GPU Architecture
Digging deeper
The maximum per GPU shader cluster (Nvidia SM) for the Geforce RTX 4000 is now 144, which is the theoretical maximum. . As with Ampere, a cluster has 64 FP32 units and 64 FP32/INT32 units, four texture units, four tensor cores (Gen 4), a ray tracing core (Gen 3), and 128 KiB of L1 cache. This is how 18,432 FP32 shaders are assembled in one fully enabled ADA102 GPU. Half of which compute entirely is FP32 and the other half calculate in either FP32 or INT32. The configuration of the units relative to one another is identical to that of the Ampere; Nvidia has not altered this quantity. The raster operations pipeline of 16 units per raster engine also remains the same seen from Ampere. The Ada SM is equipped with 128 KB of Level 1 cache. Depending on the workload, this cache has a unified architecture that may be configured to operate as either an L1 data cache or shared memory. The complete AD102 GPU includes 18432 KB of L1 cache memory (compared to 10752 KB in GA102). Ada's Level 2 cache has been substantially redesigned relative to Ampere. AD102 is equipped with 98304 KB of L2 cache, a 16-fold increase over GA102's 6144 KB of L2 cache. All programs will benefit from the availability of such a vast cache memory pool, but sophisticated procedures such as ray tracing (especially path tracing) will gain the most.

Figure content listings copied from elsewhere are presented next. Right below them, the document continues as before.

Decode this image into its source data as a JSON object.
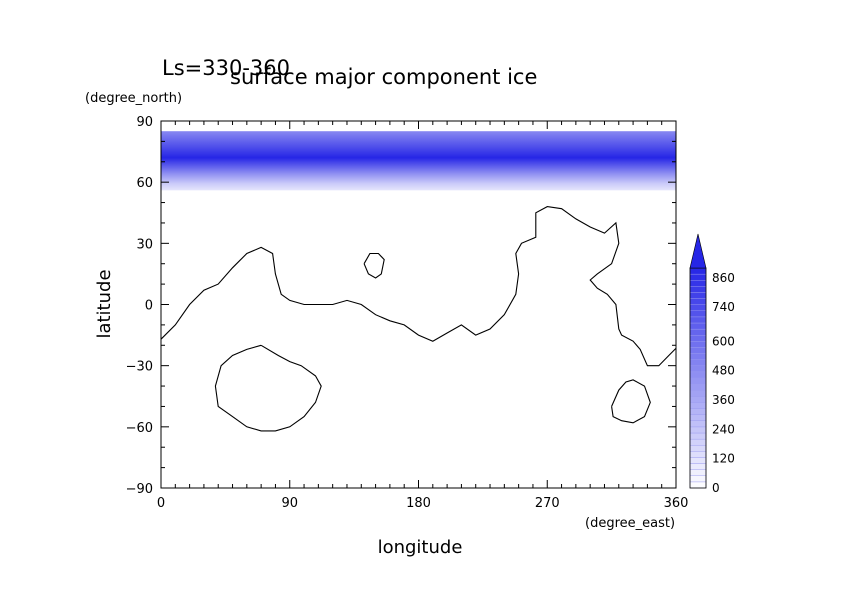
{
  "chart_data": {
    "type": "heatmap",
    "season_label": "Ls=330-360",
    "title": "surface major component ice",
    "xlabel": "longitude",
    "ylabel": "latitude",
    "x_units": "(degree_east)",
    "y_units": "(degree_north)",
    "xlim": [
      0,
      360
    ],
    "ylim": [
      -90,
      90
    ],
    "x_ticks": [
      0,
      90,
      180,
      270,
      360
    ],
    "y_ticks": [
      90,
      60,
      30,
      0,
      -30,
      -60,
      -90
    ],
    "colorbar": {
      "tick_labels": [
        0,
        120,
        240,
        360,
        480,
        600,
        740,
        860
      ],
      "levels": [
        0,
        20,
        40,
        60,
        80,
        100,
        120,
        140,
        160,
        180,
        200,
        220,
        240,
        260,
        280,
        300,
        320,
        340,
        360,
        380,
        400,
        420,
        440,
        460,
        480,
        500,
        540,
        560,
        600,
        640,
        680,
        720,
        740,
        780,
        820,
        860,
        900
      ],
      "low_color": "#ffffff",
      "high_color": "#2626e6",
      "extends": "max"
    },
    "ice_cap": {
      "lat_south_edge": 56,
      "lat_north_edge": 85,
      "max_value_lat": 72,
      "max_value": 900
    },
    "coastlines": [
      [
        [
          0,
          -17
        ],
        [
          10,
          -10
        ],
        [
          20,
          0
        ],
        [
          30,
          7
        ],
        [
          40,
          10
        ],
        [
          50,
          18
        ],
        [
          60,
          25
        ],
        [
          70,
          28
        ],
        [
          78,
          25
        ],
        [
          80,
          15
        ],
        [
          84,
          5
        ],
        [
          90,
          2
        ],
        [
          100,
          0
        ],
        [
          110,
          0
        ],
        [
          120,
          0
        ],
        [
          130,
          2
        ],
        [
          140,
          0
        ],
        [
          150,
          -5
        ],
        [
          160,
          -8
        ],
        [
          170,
          -10
        ],
        [
          180,
          -15
        ],
        [
          190,
          -18
        ],
        [
          200,
          -14
        ],
        [
          210,
          -10
        ],
        [
          220,
          -15
        ],
        [
          230,
          -12
        ],
        [
          240,
          -5
        ],
        [
          248,
          5
        ],
        [
          250,
          15
        ],
        [
          248,
          25
        ],
        [
          252,
          30
        ],
        [
          262,
          33
        ],
        [
          262,
          45
        ],
        [
          270,
          48
        ],
        [
          280,
          47
        ],
        [
          290,
          42
        ],
        [
          300,
          38
        ],
        [
          310,
          35
        ],
        [
          318,
          40
        ],
        [
          320,
          30
        ],
        [
          315,
          20
        ],
        [
          305,
          15
        ],
        [
          300,
          12
        ],
        [
          305,
          8
        ],
        [
          312,
          5
        ],
        [
          318,
          0
        ],
        [
          320,
          -12
        ],
        [
          322,
          -15
        ],
        [
          330,
          -18
        ],
        [
          335,
          -22
        ],
        [
          340,
          -30
        ],
        [
          348,
          -30
        ],
        [
          355,
          -25
        ],
        [
          362,
          -20
        ]
      ],
      [
        [
          142,
          20
        ],
        [
          146,
          25
        ],
        [
          152,
          25
        ],
        [
          156,
          22
        ],
        [
          154,
          15
        ],
        [
          150,
          13
        ],
        [
          145,
          15
        ],
        [
          142,
          20
        ]
      ],
      [
        [
          70,
          -20
        ],
        [
          82,
          -25
        ],
        [
          90,
          -28
        ],
        [
          98,
          -30
        ],
        [
          108,
          -35
        ],
        [
          112,
          -40
        ],
        [
          108,
          -48
        ],
        [
          100,
          -55
        ],
        [
          90,
          -60
        ],
        [
          80,
          -62
        ],
        [
          70,
          -62
        ],
        [
          60,
          -60
        ],
        [
          50,
          -55
        ],
        [
          40,
          -50
        ],
        [
          38,
          -40
        ],
        [
          42,
          -30
        ],
        [
          50,
          -25
        ],
        [
          60,
          -22
        ],
        [
          70,
          -20
        ]
      ],
      [
        [
          315,
          -50
        ],
        [
          320,
          -42
        ],
        [
          325,
          -38
        ],
        [
          330,
          -37
        ],
        [
          338,
          -40
        ],
        [
          342,
          -48
        ],
        [
          338,
          -55
        ],
        [
          330,
          -58
        ],
        [
          322,
          -57
        ],
        [
          316,
          -55
        ],
        [
          315,
          -50
        ]
      ]
    ]
  }
}
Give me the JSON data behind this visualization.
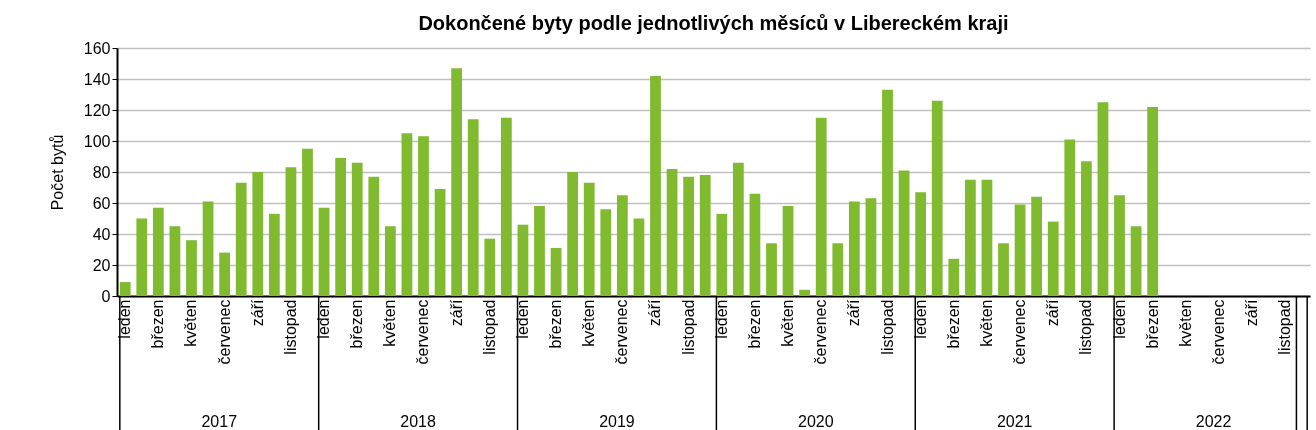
{
  "chart_data": {
    "type": "bar",
    "title": "Dokončené byty podle jednotlivých měsíců v Libereckém kraji",
    "ylabel": "Počet bytů",
    "categories": [
      "leden",
      null,
      "březen",
      null,
      "květen",
      null,
      "červenec",
      null,
      "září",
      null,
      "listopad",
      null,
      "leden",
      null,
      "březen",
      null,
      "květen",
      null,
      "červenec",
      null,
      "září",
      null,
      "listopad",
      null,
      "leden",
      null,
      "březen",
      null,
      "květen",
      null,
      "červenec",
      null,
      "září",
      null,
      "listopad",
      null,
      "leden",
      null,
      "březen",
      null,
      "květen",
      null,
      "červenec",
      null,
      "září",
      null,
      "listopad",
      null,
      "leden",
      null,
      "březen",
      null,
      "květen",
      null,
      "červenec",
      null,
      "září",
      null,
      "listopad",
      null,
      "leden",
      null,
      "březen",
      null,
      "květen",
      null,
      "červenec",
      null,
      "září",
      null,
      "listopad",
      null
    ],
    "values": [
      9,
      50,
      57,
      45,
      36,
      61,
      28,
      73,
      80,
      53,
      83,
      95,
      57,
      89,
      86,
      77,
      45,
      105,
      103,
      69,
      147,
      114,
      37,
      115,
      46,
      58,
      31,
      80,
      73,
      56,
      65,
      50,
      142,
      82,
      77,
      78,
      53,
      86,
      66,
      34,
      58,
      4,
      115,
      34,
      61,
      63,
      133,
      81,
      67,
      126,
      24,
      75,
      75,
      34,
      59,
      64,
      48,
      101,
      87,
      125,
      65,
      45,
      122,
      null,
      null,
      null,
      null,
      null,
      null,
      null,
      null,
      null
    ],
    "color": "#7fba2f",
    "ylim": [
      0,
      160
    ],
    "yticks": [
      0,
      20,
      40,
      60,
      80,
      100,
      120,
      140,
      160
    ],
    "grid": "y",
    "annotations": [
      "2017",
      "2018",
      "2019",
      "2020",
      "2021",
      "2022"
    ]
  }
}
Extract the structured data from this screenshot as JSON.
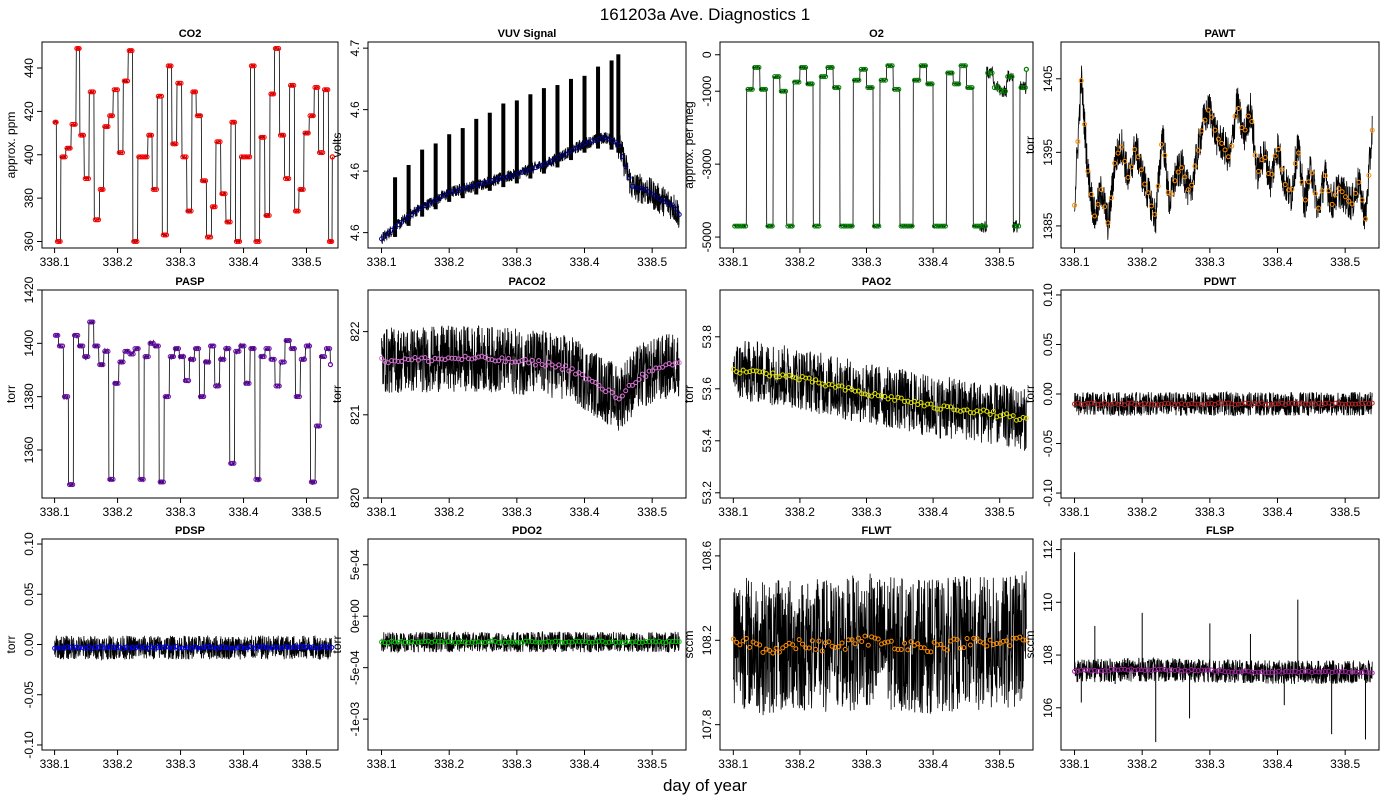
{
  "figure": {
    "title": "161203a   Ave. Diagnostics 1",
    "xlabel": "day of year"
  },
  "chart_data": [
    {
      "type": "line",
      "title": "CO2",
      "ylabel": "approx. ppm",
      "xlim": [
        338.08,
        338.55
      ],
      "ylim": [
        357,
        452
      ],
      "xticks": [
        338.1,
        338.2,
        338.3,
        338.4,
        338.5
      ],
      "yticks": [
        360,
        380,
        400,
        420,
        440
      ],
      "marker_color": "#ff0000",
      "line_color": "#000000",
      "noise": 0.5,
      "series": [
        {
          "x": [
            338.1,
            338.103,
            338.11,
            338.118,
            338.126,
            338.134,
            338.14,
            338.147,
            338.155,
            338.163,
            338.171,
            338.178,
            338.186,
            338.193,
            338.201,
            338.209,
            338.217,
            338.224,
            338.232,
            338.24,
            338.248,
            338.255,
            338.263,
            338.271,
            338.279,
            338.286,
            338.294,
            338.302,
            338.31,
            338.318,
            338.325,
            338.333,
            338.341,
            338.349,
            338.356,
            338.364,
            338.372,
            338.38,
            338.387,
            338.395,
            338.403,
            338.411,
            338.418,
            338.426,
            338.434,
            338.442,
            338.449,
            338.457,
            338.465,
            338.473,
            338.481,
            338.488,
            338.496,
            338.504,
            338.512,
            338.519,
            338.527,
            338.535,
            338.541
          ],
          "y": [
            415,
            360,
            399,
            403,
            414,
            449,
            409,
            389,
            429,
            370,
            384,
            413,
            418,
            430,
            401,
            434,
            448,
            360,
            399,
            399,
            409,
            384,
            427,
            363,
            441,
            405,
            433,
            399,
            374,
            429,
            418,
            388,
            362,
            376,
            406,
            382,
            369,
            415,
            360,
            399,
            399,
            441,
            360,
            408,
            372,
            428,
            449,
            409,
            389,
            432,
            374,
            384,
            410,
            418,
            431,
            401,
            430,
            360,
            399
          ]
        }
      ]
    },
    {
      "type": "line",
      "title": "VUV Signal",
      "ylabel": "volts",
      "xlim": [
        338.08,
        338.55
      ],
      "ylim": [
        4.585,
        4.652
      ],
      "xticks": [
        338.1,
        338.2,
        338.3,
        338.4,
        338.5
      ],
      "yticks": [
        4.59,
        4.61,
        4.63,
        4.65
      ],
      "marker_color": "#00008b",
      "line_color": "#000000",
      "noise": 0.002,
      "series": [
        {
          "x": [
            338.1,
            338.15,
            338.2,
            338.25,
            338.3,
            338.35,
            338.4,
            338.43,
            338.45,
            338.47,
            338.49,
            338.51,
            338.53,
            338.54
          ],
          "y": [
            4.588,
            4.597,
            4.603,
            4.606,
            4.609,
            4.613,
            4.619,
            4.621,
            4.619,
            4.605,
            4.604,
            4.601,
            4.599,
            4.596
          ]
        }
      ],
      "spikes": {
        "x": [
          338.12,
          338.14,
          338.16,
          338.18,
          338.2,
          338.22,
          338.24,
          338.26,
          338.28,
          338.3,
          338.32,
          338.34,
          338.36,
          338.38,
          338.4,
          338.42,
          338.44,
          338.45
        ],
        "y": [
          4.608,
          4.612,
          4.617,
          4.619,
          4.622,
          4.624,
          4.627,
          4.629,
          4.632,
          4.633,
          4.635,
          4.637,
          4.638,
          4.64,
          4.641,
          4.644,
          4.646,
          4.648
        ]
      }
    },
    {
      "type": "line",
      "title": "O2",
      "ylabel": "approx. per meg",
      "xlim": [
        338.08,
        338.55
      ],
      "ylim": [
        -5300,
        350
      ],
      "xticks": [
        338.1,
        338.2,
        338.3,
        338.4,
        338.5
      ],
      "yticks": [
        0,
        -1000,
        -3000,
        -5000
      ],
      "marker_color": "#008000",
      "line_color": "#000000",
      "noise": 30,
      "series": [
        {
          "x": [
            338.1,
            338.11,
            338.12,
            338.13,
            338.14,
            338.15,
            338.16,
            338.17,
            338.18,
            338.19,
            338.2,
            338.21,
            338.22,
            338.23,
            338.24,
            338.25,
            338.26,
            338.27,
            338.28,
            338.29,
            338.3,
            338.31,
            338.32,
            338.33,
            338.34,
            338.35,
            338.36,
            338.37,
            338.38,
            338.39,
            338.4,
            338.41,
            338.42,
            338.43,
            338.44,
            338.45,
            338.46,
            338.47,
            338.48,
            338.49,
            338.5,
            338.51,
            338.52,
            338.53,
            338.54
          ],
          "y": [
            -4700,
            -4700,
            -950,
            -350,
            -950,
            -4700,
            -600,
            -1000,
            -4700,
            -750,
            -350,
            -800,
            -4700,
            -600,
            -350,
            -900,
            -4700,
            -4700,
            -700,
            -400,
            -900,
            -4700,
            -700,
            -300,
            -950,
            -4700,
            -4700,
            -700,
            -300,
            -800,
            -4700,
            -4700,
            -500,
            -800,
            -300,
            -900,
            -4700,
            -4700,
            -500,
            -900,
            -1000,
            -600,
            -4700,
            -900,
            -400
          ]
        }
      ]
    },
    {
      "type": "line",
      "title": "PAWT",
      "ylabel": "torr",
      "xlim": [
        338.08,
        338.55
      ],
      "ylim": [
        1382,
        1410
      ],
      "xticks": [
        338.1,
        338.2,
        338.3,
        338.4,
        338.5
      ],
      "yticks": [
        1385,
        1395,
        1405
      ],
      "marker_color": "#ff8c00",
      "line_color": "#000000",
      "noise": 2.5,
      "series": [
        {
          "x": [
            338.1,
            338.11,
            338.12,
            338.13,
            338.14,
            338.15,
            338.16,
            338.17,
            338.18,
            338.19,
            338.2,
            338.21,
            338.22,
            338.23,
            338.24,
            338.25,
            338.26,
            338.27,
            338.28,
            338.29,
            338.3,
            338.31,
            338.32,
            338.33,
            338.34,
            338.35,
            338.36,
            338.37,
            338.38,
            338.39,
            338.4,
            338.41,
            338.42,
            338.43,
            338.44,
            338.45,
            338.46,
            338.47,
            338.48,
            338.49,
            338.5,
            338.51,
            338.52,
            338.53,
            338.54
          ],
          "y": [
            1388,
            1405,
            1392,
            1386,
            1390,
            1385,
            1394,
            1396,
            1391,
            1396,
            1392,
            1389,
            1386,
            1398,
            1388,
            1392,
            1393,
            1389,
            1394,
            1399,
            1401,
            1397,
            1396,
            1394,
            1402,
            1397,
            1401,
            1392,
            1395,
            1391,
            1396,
            1391,
            1389,
            1396,
            1388,
            1393,
            1387,
            1392,
            1388,
            1390,
            1389,
            1388,
            1391,
            1386,
            1398
          ]
        }
      ]
    },
    {
      "type": "line",
      "title": "PASP",
      "ylabel": "torr",
      "xlim": [
        338.08,
        338.55
      ],
      "ylim": [
        1342,
        1420
      ],
      "xticks": [
        338.1,
        338.2,
        338.3,
        338.4,
        338.5
      ],
      "yticks": [
        1360,
        1380,
        1400,
        1420
      ],
      "marker_color": "#6a0dad",
      "line_color": "#000000",
      "noise": 1,
      "series": [
        {
          "x": [
            338.1,
            338.106,
            338.114,
            338.122,
            338.13,
            338.138,
            338.146,
            338.154,
            338.162,
            338.17,
            338.178,
            338.186,
            338.194,
            338.202,
            338.21,
            338.218,
            338.226,
            338.234,
            338.242,
            338.25,
            338.258,
            338.266,
            338.274,
            338.282,
            338.29,
            338.298,
            338.306,
            338.314,
            338.322,
            338.33,
            338.338,
            338.346,
            338.354,
            338.362,
            338.37,
            338.378,
            338.386,
            338.394,
            338.402,
            338.41,
            338.418,
            338.426,
            338.434,
            338.442,
            338.45,
            338.458,
            338.466,
            338.474,
            338.482,
            338.49,
            338.498,
            338.506,
            338.514,
            338.522,
            338.53,
            338.538
          ],
          "y": [
            1403,
            1399,
            1380,
            1347,
            1403,
            1399,
            1395,
            1408,
            1399,
            1392,
            1397,
            1349,
            1385,
            1393,
            1397,
            1396,
            1398,
            1349,
            1395,
            1400,
            1399,
            1348,
            1380,
            1395,
            1398,
            1395,
            1386,
            1394,
            1398,
            1380,
            1393,
            1399,
            1384,
            1394,
            1398,
            1355,
            1397,
            1399,
            1385,
            1398,
            1349,
            1395,
            1398,
            1394,
            1384,
            1393,
            1401,
            1398,
            1380,
            1394,
            1399,
            1348,
            1369,
            1395,
            1398,
            1392
          ]
        }
      ]
    },
    {
      "type": "line",
      "title": "PACO2",
      "ylabel": "torr",
      "xlim": [
        338.08,
        338.55
      ],
      "ylim": [
        820,
        822.5
      ],
      "xticks": [
        338.1,
        338.2,
        338.3,
        338.4,
        338.5
      ],
      "yticks": [
        820.0,
        821.0,
        822.0
      ],
      "marker_color": "#da70d6",
      "line_color": "#000000",
      "noise": 0.4,
      "series": [
        {
          "x": [
            338.1,
            338.14,
            338.18,
            338.22,
            338.26,
            338.3,
            338.34,
            338.38,
            338.42,
            338.45,
            338.48,
            338.51,
            338.54
          ],
          "y": [
            821.65,
            821.66,
            821.67,
            821.68,
            821.67,
            821.64,
            821.62,
            821.55,
            821.35,
            821.2,
            821.45,
            821.55,
            821.62
          ]
        }
      ]
    },
    {
      "type": "line",
      "title": "PAO2",
      "ylabel": "torr",
      "xlim": [
        338.08,
        338.55
      ],
      "ylim": [
        53.18,
        53.98
      ],
      "xticks": [
        338.1,
        338.2,
        338.3,
        338.4,
        338.5
      ],
      "yticks": [
        53.2,
        53.4,
        53.6,
        53.8
      ],
      "marker_color": "#e0e000",
      "line_color": "#000000",
      "noise": 0.12,
      "series": [
        {
          "x": [
            338.1,
            338.15,
            338.2,
            338.25,
            338.3,
            338.35,
            338.4,
            338.45,
            338.5,
            338.54
          ],
          "y": [
            53.67,
            53.66,
            53.64,
            53.61,
            53.58,
            53.56,
            53.53,
            53.52,
            53.5,
            53.48
          ]
        }
      ]
    },
    {
      "type": "line",
      "title": "PDWT",
      "ylabel": "torr",
      "xlim": [
        338.08,
        338.55
      ],
      "ylim": [
        -0.105,
        0.105
      ],
      "xticks": [
        338.1,
        338.2,
        338.3,
        338.4,
        338.5
      ],
      "yticks": [
        -0.1,
        -0.05,
        0,
        0.05,
        0.1
      ],
      "marker_color": "#b22222",
      "line_color": "#000000",
      "noise": 0.012,
      "series": [
        {
          "x": [
            338.1,
            338.54
          ],
          "y": [
            -0.01,
            -0.01
          ]
        }
      ]
    },
    {
      "type": "line",
      "title": "PDSP",
      "ylabel": "torr",
      "xlim": [
        338.08,
        338.55
      ],
      "ylim": [
        -0.105,
        0.105
      ],
      "xticks": [
        338.1,
        338.2,
        338.3,
        338.4,
        338.5
      ],
      "yticks": [
        -0.1,
        -0.05,
        0,
        0.05,
        0.1
      ],
      "marker_color": "#0000ff",
      "line_color": "#000000",
      "noise": 0.012,
      "series": [
        {
          "x": [
            338.1,
            338.54
          ],
          "y": [
            -0.003,
            -0.003
          ]
        }
      ]
    },
    {
      "type": "line",
      "title": "PDO2",
      "ylabel": "torr",
      "xlim": [
        338.08,
        338.55
      ],
      "ylim": [
        -0.0013,
        0.00075
      ],
      "xticks": [
        338.1,
        338.2,
        338.3,
        338.4,
        338.5
      ],
      "yticks": [
        -0.001,
        -0.0005,
        0,
        0.0005
      ],
      "ytick_labels": [
        "-1e-03",
        "-5e-04",
        "0e+00",
        "5e-04"
      ],
      "marker_color": "#00c800",
      "line_color": "#000000",
      "noise": 0.0001,
      "series": [
        {
          "x": [
            338.1,
            338.54
          ],
          "y": [
            -0.00025,
            -0.00025
          ]
        }
      ]
    },
    {
      "type": "line",
      "title": "FLWT",
      "ylabel": "sccm",
      "xlim": [
        338.08,
        338.55
      ],
      "ylim": [
        107.68,
        108.68
      ],
      "xticks": [
        338.1,
        338.2,
        338.3,
        338.4,
        338.5
      ],
      "yticks": [
        107.8,
        108.2,
        108.6
      ],
      "marker_color": "#ff8c00",
      "line_color": "#000000",
      "noise": 0.32,
      "series": [
        {
          "x": [
            338.1,
            338.15,
            338.2,
            338.25,
            338.3,
            338.35,
            338.4,
            338.45,
            338.5,
            338.54
          ],
          "y": [
            108.21,
            108.16,
            108.18,
            108.17,
            108.2,
            108.18,
            108.17,
            108.19,
            108.18,
            108.21
          ]
        }
      ]
    },
    {
      "type": "line",
      "title": "FLSP",
      "ylabel": "sccm",
      "xlim": [
        338.08,
        338.55
      ],
      "ylim": [
        104.4,
        112.4
      ],
      "xticks": [
        338.1,
        338.2,
        338.3,
        338.4,
        338.5
      ],
      "yticks": [
        106,
        108,
        110,
        112
      ],
      "marker_color": "#a020a0",
      "line_color": "#000000",
      "noise": 0.45,
      "series": [
        {
          "x": [
            338.1,
            338.2,
            338.3,
            338.4,
            338.54
          ],
          "y": [
            107.4,
            107.45,
            107.4,
            107.35,
            107.35
          ]
        }
      ],
      "outliers": {
        "x": [
          338.1,
          338.11,
          338.13,
          338.16,
          338.2,
          338.22,
          338.27,
          338.3,
          338.36,
          338.41,
          338.43,
          338.48,
          338.53
        ],
        "y": [
          111.9,
          106.2,
          109.1,
          106.9,
          109.6,
          104.7,
          105.6,
          109.2,
          108.8,
          106.1,
          110.1,
          105.0,
          104.8
        ]
      }
    }
  ]
}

A full AD103 GPU includes:
- 9728 CUDA Cores
- 76 RT Cores
- 304 Tensor Cores
- 304 Texture Units
- 112 ROPs
Geforce RTX 4000 block diagram by Ada Lovelace
Based on that alone the GeForce RTX 4080 is substantially quicker than the RTX 3080 Ti. The RTX 4080 16GB has 9,728 shaders, and the RTX 4080 12GB has 7,680 shaders, but all announced variants have clock rates between 2.5 and 2.6 GHz boost.
NVIDIA GeForce RTX 4090
The new flagship GPU is the AD102-300, with 16384 CUDA cores and a boost clock of up to 2520 MHz and 23-power phases. This translates to a single-precision performance of 82.6 TFLOPS, 2.3x higher than its predecessor, the RTX 3090. The flagship Ada-based SKU will include 24GB of GDDR6X memory, with a peak bandwidth of 1 TB/s. This new card will require at least 100W more power than the 3090 Ti. NVIDIA confirms that this model will be available on October 12 for $1599.
NVIDIA GeForce RTX 4080
The RTX 4080 16GB will have an AD103 GPU with 9728 CUDA cores, 16GB of GDDR6X memory clocked at 22.4 Gbps, and a 320W TDP. This model will be available in November for at least $1199.
DLSS3
The NVIDIA Applied Deep Learning Research team has spent the past four years developing a frame generation technique that blends optical flow estimates with DLSS to enhance the gaming experience. The insertion of synthesized frames between existing frames enhances the frame rate and delivers a more fluid gaming experience. Optical flow estimation is frequently used in computer vision applications to measure the direction and amplitude of pixels' apparent motion between successively generated graphics frames or video frames. In the realms of 3D graphics and video, typical use cases have included minimizing latency in augmented and virtual reality, enhancing the smoothness of video playback, improving video compression efficiency, and stabilizing video cameras. Typical applications of deep learning include automobile and robotic navigation, video analysis and comprehension. Optical flow is comparable to the motion estimation component of video encoding, but its requirements for precision and consistency are significantly more demanding. As a result, many algorithms are employed. Since the Ampere GPU architecture, NVIDIA's GPUs have supported an optical flow engine (OFA) that employs cutting-edge algorithms to produce high-quality outputs. Ada's OFA unit delivers 300 TeraOPS (TOPS) of optical flow work (over 2x quicker than the Ampere generation OFA) and supplies essential data to the DLSS 3 network. The Ada OFA unit and new motion vector analysis algorithms are essential components that enable accurate and efficient frame production inside the new DLSS 3 technology architecture. This new DL-based frame generation algorithm increases frame rates by a factor of two in comparison to DLSS 2. When DLSS 3 is paired with the new RT Core and other Ada architecture improvements, Ada GPUs are up to four times quicker than their predecessors. DLSS 3 can also enhance performance when the CPU is the GPU's performance barrier. Microsoft Flight Simulator is a typical example of a CPU-limited game because of its physics and enormous draw distances. This reduces the performance advantages of conventional super-resolution systems. In this instance, though, DLSS 3's capacity to produce frames still delivers a performance boost of up to double.